Two major museums were hit with lawsuits last week as the heirs of a Holocaust victim seek to reclaim a pair of Egon Schiele artworks taken by the Nazis during World War II.
The Museum of Modern Art (MoMA) in New York and the Santa Barbara Museum of Art (SBMA) in California were targeted in the complaints, per the Daily Beast, which first reported the news. The lawsuits were filed by Timothy Reif and David Fraenkel, two descendants of the Austrian Jewish performer Fritz Grünbaum, who was murdered at the Dachau concentration camp in 1941.
Prior to his death, Grünbaum amassed an impressive collection of Austrian art, including some 80 pieces by Schiele. Among the group was the artist’s 1912 painting Prostitute, now owned by MoMA, and the 1915 pencil drawing Portrait of the Artist’s Wife, which lives at the SBMA.
The complaints allege that Grünbaum was forced to hand over his collection and other possessions while he was detained at Dachau. “On July 16, 1938, Nazis forced Grünbaum to sign a power of attorney in the Dachau Concentration Camp permitting his wife Elisabeth [Herzl] to liquidate his assets and hand the assets over to the Nazi regime,” the MoMA lawsuit explains. (Soon after the incident, Herzl was moved to Minsk’s Maly Trostinec concentration camp, where she too was murdered.)
Jewish Property Declaration documents from the time show that the artworks in Grünbaum’s collection were labeled with the German words “Erledigt” (“completed”] and “Gesperrt” [“blocked”], which is proof that they were handled by the Nazis, the complaints argue.
This isn’t the first time Grünbaum’s descendants have sought to reclaim artworks owned by their relative. In 2005, another heir, Milos Vavra, sued for the restitution of Schiele’s 1917 painting, Seated Woman With Bent Left Leg (Torso). Seven years later, the judge in the case ultimately ruled in favor of the artwork’s owner, a Boston-based collector who purchased the piece in the early 1960s for about $3,300 from Galerie St. Etienne. Too much time had passed for Vavra to claim the piece, the judge said.
In 2015, the heirs spotted two Schiele watercolors—Woman in a Black Pinafore (1911) and Woman Hiding Her Face (1912)—being sold at the Salon of Art + Design art fair in New York.
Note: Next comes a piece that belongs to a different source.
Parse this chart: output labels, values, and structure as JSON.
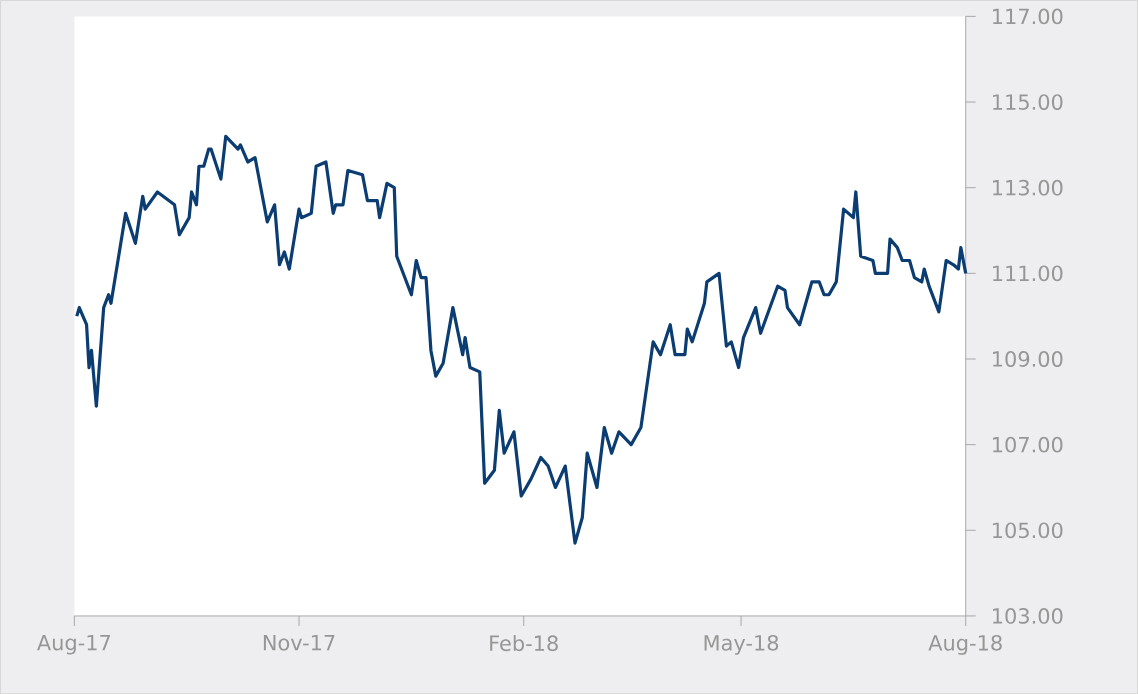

Rife, Fraenkel, and Vavra sued, and another seven-year legal battle followed. But this time, the family won. Their case was boosted by the passing of the 2016 Holocaust Expropriated Recovery Act, a piece of legislation that standardizes the statute of limitations pertaining to cases of stolen artworks.
“We reject the notion that a person who signs a power of attorney in a death camp can be said to have executed the document voluntarily,” a New York Court of Appeals judge ruled earlier this year, upholding the lower court’s decision. “Any subsequent transfer of the artworks did not convey legal title.”
In November, the Grünbaum heirs sold Woman Hiding Her Face and Woman in a Black Pinafore at Christie’s for $2.5 million and $500,000, respectively. Proceeds from the sales went to a foundation for young artists that was established in Grünbaum’s memory.
Representatives from MoMA and SBMA did not immediately respond to Artnet News’s request for comment, nor did members of Reif and Fraenkel’s legal team.